社員の方は「なるべくこのマントを付けないように、残業を減らしていきたい」

と語っていました。

残業を減らしているのに、業績は1.5倍にアップしているということで、

長時間労働対策がメンタルヘルスにもいい影響を及ぼし、

業績アップにもつながっているという例を提示してくれています。

多くの日本人は、

長時間労働=頑張っている良い事

と思っていたのかもしれません。
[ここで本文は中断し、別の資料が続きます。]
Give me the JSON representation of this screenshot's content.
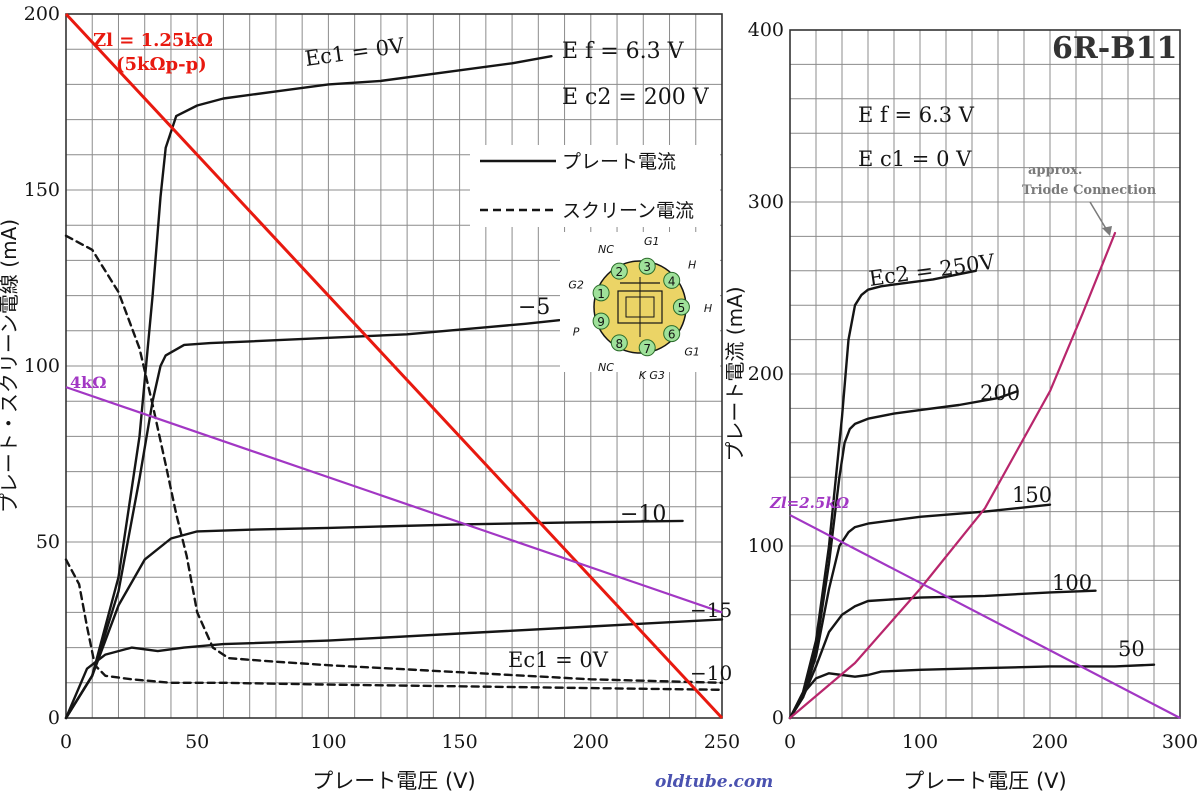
{
  "title": "6R-B11",
  "watermark": "oldtube.com",
  "colors": {
    "red_load": "#e8190f",
    "purple_load": "#a237c4",
    "triode_curve": "#b8266c",
    "grid": "#8c8c8c",
    "ink": "#151515",
    "pin_fill": "#9fe19a"
  },
  "chart_data": [
    {
      "type": "line",
      "id": "left",
      "xlabel": "プレート電圧 (V)",
      "ylabel": "プレート・スクリーン電線 (mA)",
      "xlim": [
        0,
        250
      ],
      "ylim": [
        0,
        200
      ],
      "xticks": [
        "0",
        "50",
        "100",
        "150",
        "200",
        "250"
      ],
      "yticks": [
        "0",
        "50",
        "100",
        "150",
        "200"
      ],
      "grid": true,
      "conditions": [
        "E f = 6.3 V",
        "E c2 = 200 V"
      ],
      "legend": [
        {
          "label": "プレート電流",
          "style": "solid"
        },
        {
          "label": "スクリーン電流",
          "style": "dashed"
        }
      ],
      "legend_position": "top-right",
      "series": [
        {
          "name": "Ec1 = 0V",
          "style": "solid",
          "x": [
            0,
            10,
            20,
            28,
            33,
            36,
            38,
            42,
            50,
            60,
            80,
            100,
            120,
            150,
            170,
            185
          ],
          "y": [
            0,
            12,
            40,
            80,
            120,
            148,
            162,
            171,
            174,
            176,
            178,
            180,
            181,
            184,
            186,
            188
          ]
        },
        {
          "name": "−5",
          "style": "solid",
          "x": [
            0,
            10,
            20,
            28,
            33,
            36,
            38,
            45,
            55,
            70,
            100,
            130,
            160,
            175,
            188
          ],
          "y": [
            0,
            12,
            36,
            68,
            90,
            100,
            103,
            106,
            106.5,
            107,
            108,
            109,
            111,
            112,
            113
          ]
        },
        {
          "name": "−10",
          "style": "solid",
          "x": [
            0,
            10,
            20,
            30,
            40,
            50,
            70,
            100,
            150,
            190,
            235
          ],
          "y": [
            0,
            12,
            32,
            45,
            51,
            53,
            53.5,
            54,
            55,
            55.5,
            56
          ]
        },
        {
          "name": "−15",
          "style": "solid",
          "x": [
            0,
            8,
            15,
            25,
            35,
            45,
            60,
            100,
            150,
            200,
            250
          ],
          "y": [
            0,
            14,
            18,
            20,
            19,
            20,
            21,
            22,
            24,
            26,
            28
          ]
        },
        {
          "name": "Ec1 = 0V",
          "style": "dashed",
          "x": [
            0,
            10,
            20,
            28,
            33,
            38,
            42,
            46,
            50,
            56,
            62,
            80,
            100,
            150,
            200,
            250
          ],
          "y": [
            137,
            133,
            121,
            105,
            89,
            72,
            58,
            46,
            30,
            20,
            17,
            16,
            15,
            13,
            11,
            10
          ]
        },
        {
          "name": "−10",
          "style": "dashed",
          "x": [
            0,
            5,
            8,
            11,
            15,
            25,
            40,
            60,
            100,
            150,
            200,
            250
          ],
          "y": [
            45,
            38,
            26,
            15,
            12,
            11,
            10,
            10,
            9.5,
            9,
            8.5,
            8
          ]
        }
      ],
      "load_lines": [
        {
          "label": "Zl = 1.25kΩ",
          "sublabel": "(5kΩp-p)",
          "x": [
            0,
            250
          ],
          "y": [
            200,
            0
          ],
          "color": "red"
        },
        {
          "label": "4kΩ",
          "x": [
            0,
            250
          ],
          "y": [
            94,
            30
          ],
          "color": "purple"
        }
      ],
      "pin_diagram": {
        "pins": [
          "1",
          "2",
          "3",
          "4",
          "5",
          "6",
          "7",
          "8",
          "9"
        ],
        "labels": [
          "G2",
          "NC",
          "G1",
          "H",
          "H",
          "G1",
          "K G3",
          "NC",
          "P"
        ]
      }
    },
    {
      "type": "line",
      "id": "right",
      "xlabel": "プレート電圧 (V)",
      "ylabel": "プレート電流 (mA)",
      "xlim": [
        0,
        300
      ],
      "ylim": [
        0,
        400
      ],
      "xticks": [
        "0",
        "100",
        "200",
        "300"
      ],
      "yticks": [
        "0",
        "100",
        "200",
        "300",
        "400"
      ],
      "grid": true,
      "conditions": [
        "E f = 6.3 V",
        "E c1 = 0 V"
      ],
      "series": [
        {
          "name": "Ec2 = 250V",
          "style": "solid",
          "x": [
            0,
            10,
            20,
            30,
            40,
            45,
            50,
            55,
            60,
            70,
            90,
            110,
            130,
            143
          ],
          "y": [
            0,
            15,
            45,
            100,
            175,
            220,
            240,
            246,
            249,
            251,
            253,
            255,
            258,
            260
          ]
        },
        {
          "name": "200",
          "style": "solid",
          "x": [
            0,
            10,
            20,
            30,
            38,
            42,
            46,
            50,
            60,
            80,
            100,
            130,
            160,
            175
          ],
          "y": [
            0,
            14,
            40,
            90,
            140,
            160,
            168,
            171,
            174,
            177,
            179,
            182,
            186,
            190
          ]
        },
        {
          "name": "150",
          "style": "solid",
          "x": [
            0,
            10,
            20,
            30,
            38,
            45,
            50,
            60,
            80,
            100,
            150,
            200
          ],
          "y": [
            0,
            12,
            36,
            75,
            100,
            108,
            111,
            113,
            115,
            117,
            120,
            124
          ]
        },
        {
          "name": "100",
          "style": "solid",
          "x": [
            0,
            10,
            20,
            30,
            40,
            50,
            60,
            80,
            100,
            150,
            200,
            235
          ],
          "y": [
            0,
            12,
            30,
            50,
            60,
            65,
            68,
            69,
            70,
            71,
            73,
            74
          ]
        },
        {
          "name": "50",
          "style": "solid",
          "x": [
            0,
            10,
            20,
            30,
            40,
            50,
            60,
            70,
            100,
            150,
            200,
            250,
            280
          ],
          "y": [
            0,
            14,
            23,
            26,
            25,
            24,
            25,
            27,
            28,
            29,
            30,
            30,
            31
          ]
        },
        {
          "name": "approx. Triode Connection",
          "style": "solid",
          "color": "triode",
          "x": [
            0,
            50,
            100,
            150,
            200,
            225,
            250
          ],
          "y": [
            0,
            32,
            75,
            122,
            190,
            235,
            282
          ]
        }
      ],
      "load_lines": [
        {
          "label": "Zl=2.5kΩ",
          "x": [
            0,
            300
          ],
          "y": [
            118,
            0
          ],
          "color": "purple"
        }
      ],
      "annotation": {
        "text": [
          "approx.",
          "Triode Connection"
        ]
      }
    }
  ]
}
この企業では、社員は

長時間労働=恥ずかしい事

と思うようになり、残業も減っていきました。

このような意識改革が最も大切なのかもしれません。

メンタルヘルスと利益と損失

メンタルヘルスというと、個人的な問題ととらえられがちですが、

企業や国の経済とも強く結びついていることが分かります。

そういえば、ドラッカーのマネジメント論の中でも、

人が大切であり、人が幸せに生活することが大前提であることが

述べられています。

働く人が幸せであることで、企業も成長するのだという事が、

違う角度から見ても言えるという事が分かります。

さて、ここで一つ思いつくのが、

ここでも多く扱っている教育現場のことです。

教員の長時間労働について、様々なところで取り上げられ、

ブラック部活についても様々な著名人がコメントや本でその実態を伝えてくれています。

教員のメンタルヘルスの不調は、税金を多く使う事ばかりではなく、

多感な子ども達に向けられるということになります。

このことによる将来の国の損失はどのくらいになるのでしょうか?

日本は先進国の中で教育にお金をかけない国ですが、

教育にお金をかけないことが、将来の日本にとって本当に得な事なのでしょうか?

まとめ

メンタルヘルスを良くする方法として、

コミュニケーションや裁量権についても取り上げられていました。

様々な人とコミュニケーションをとることで、仕事にも良い影響が出てくることや、

自分の事を自分で決められることでストレスが減らせることなどが

紹介されていました。

ガチガチの規則の中で、話もせず、長い時間黙々と働くことで利益が上がる!

なんてことは、一切ない!という事なのですね。

教育現場同様、一つの企業では長時間労働を解決できない場合もあるようです。

こんな時こそ、国が実態調査を本気で!する時なのではないでしょうか。